Nous souhaitions répondre à une forte demande de la part des investisseurs pour les fonds d’investissements responsables. À l’origine, les investisseurs bénéficiaient de la stratégie Real Return – dont le succès est important - gérée par la société de gestion spécialisée Newton qui intègre nativement les critères ESG dans ses choix d’investissement. Nous sommes allés plus loin, tout d’abord en excluant les sociétés et secteurs pas compatibles avec les exigences environnementales, comme le tabac, les armes à munitions et nous sélectionnons les titres avec une meilleure notation en matière ESG. Nous intégrons par ailleurs des thématiques fortes comme le traitement de l’eau, la longévité, l’énergie verte ou encore la mobilité (électrification).

Comment la stratégie d’investissement « efficient beta » se traduit-elle dans la gestion de vos fonds obligataires ? Quelle est sa valeur ajoutée ?

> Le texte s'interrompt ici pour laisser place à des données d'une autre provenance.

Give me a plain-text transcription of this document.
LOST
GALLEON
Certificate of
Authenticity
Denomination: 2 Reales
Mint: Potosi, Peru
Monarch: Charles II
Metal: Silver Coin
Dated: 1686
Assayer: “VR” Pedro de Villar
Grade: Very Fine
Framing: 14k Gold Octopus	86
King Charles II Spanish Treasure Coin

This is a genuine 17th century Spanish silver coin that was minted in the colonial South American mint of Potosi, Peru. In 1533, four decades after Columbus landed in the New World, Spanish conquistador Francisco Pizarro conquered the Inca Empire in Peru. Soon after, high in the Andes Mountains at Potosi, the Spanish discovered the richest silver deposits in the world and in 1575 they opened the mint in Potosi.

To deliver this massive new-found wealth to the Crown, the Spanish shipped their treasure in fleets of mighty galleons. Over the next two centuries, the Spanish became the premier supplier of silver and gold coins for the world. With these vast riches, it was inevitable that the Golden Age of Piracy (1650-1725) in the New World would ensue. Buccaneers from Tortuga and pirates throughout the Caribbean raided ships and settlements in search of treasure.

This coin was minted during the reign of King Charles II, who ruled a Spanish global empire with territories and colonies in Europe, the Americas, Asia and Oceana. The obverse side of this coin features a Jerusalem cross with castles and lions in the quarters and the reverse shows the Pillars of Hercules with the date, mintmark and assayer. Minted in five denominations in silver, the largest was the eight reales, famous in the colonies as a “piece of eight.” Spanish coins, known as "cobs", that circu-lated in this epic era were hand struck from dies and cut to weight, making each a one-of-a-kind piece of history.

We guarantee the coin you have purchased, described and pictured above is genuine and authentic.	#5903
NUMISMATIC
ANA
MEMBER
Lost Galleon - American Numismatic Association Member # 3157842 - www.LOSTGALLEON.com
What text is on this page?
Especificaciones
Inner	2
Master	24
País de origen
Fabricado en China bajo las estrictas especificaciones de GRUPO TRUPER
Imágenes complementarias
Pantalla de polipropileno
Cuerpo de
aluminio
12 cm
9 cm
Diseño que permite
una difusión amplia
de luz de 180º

Sur certaines classes d’actifs fixed income, battre l’indice s’avérait compliqué en raison des coûts de transaction élevés. Cette stratégie, sur une innovation quantitative où les équipes est l’une des pionniers, cherche donc à construire un panier de titres qui répliquera le comportement de l’indice en évitant les coûts de transaction élevés. Le beta sera plus efficient et moins coûteux, et permet de s’exposer à l’indice tout en offrant de bonnes conditions financières. Il s’agit d’une offre qui fonctionne bien sur le high yield, la dette émergente et l’investment grade. Nous avons crée plus récemment des stratégies sur les fallen angels, c’est-à-dire les titres venant de passer de l'investment grade au high yield qui sont souvent sous-valorisés dans les douze à vingt-quatre mois, la raison étant que de nombreux gérants ou d’ETF sont forcés à vendre ces titres venant d’être décotés. Or, forces sales font souvent baisser artificiellement le prix de ces fallen angels alors que ces valeurs offrent souvent un momentum de reprise assez bon.

"Il y a, en Europe, une incitation à la décarbonation des portefeuilles" 

Les investisseurs ont dû composer avec une forte dispersion sectorielle en 2020, certains secteurs se sont effondrés quand d’autres ont su tirer profit de cette crise, comme ceux des nouvelles technologies, du digital, du e-commerce notamment. BNY Mellon montre à cet égard un grand intérêt pour les investissements autour de la blockchain. Pour quelles raisons ?

C’est l’une des révolutions technologiques actuelles. La blockchain améliore la production dans un grand nombre de secteurs d’activité. L’idée est d’investir sur des valeurs qui bénéficieront de l’intégration de la blockchain dans leur business model. Cette thématique peut créer de la disruption.

La technologie blockchain est déjà utilisée dans de nombreux domaines, notamment les services financiers, la santé, la gestion des chaînes d’approvisionnement et la sécurité alimentaire, et d’autres usages sont actuellement à l’essai dans des secteurs très variés comme les beaux-arts avec le stockage de certificats d’authenticité sur des systèmes blockchain permet de réduire très considérablement les contrefaçons d’œuvres d’art. D’autres thèmes d’investissement nous intéressent et nous avons récemment lancé plusieurs fonds thématiques dont le BNY Mellon Smart Cures Innovation Fund, qui porte sur la thérapie génique (en utilisant par exemple l’acide ribonucléique ou ARN) et son impact sur l’environnement de la santé.

Quelles sont les principales nouveautés attendues en 2021 pour BNY Mellon ?

Nous mettons l’accent sur les fonds thématiques et voulons accélérer notre stratégie ESG avec Insight sur l’impact crédit. Sur la partie institutionnelle, nous sommes en levée de fonds sur la dette privée. Les taux bas renforcent l’attrait pour cette classe d’actifs.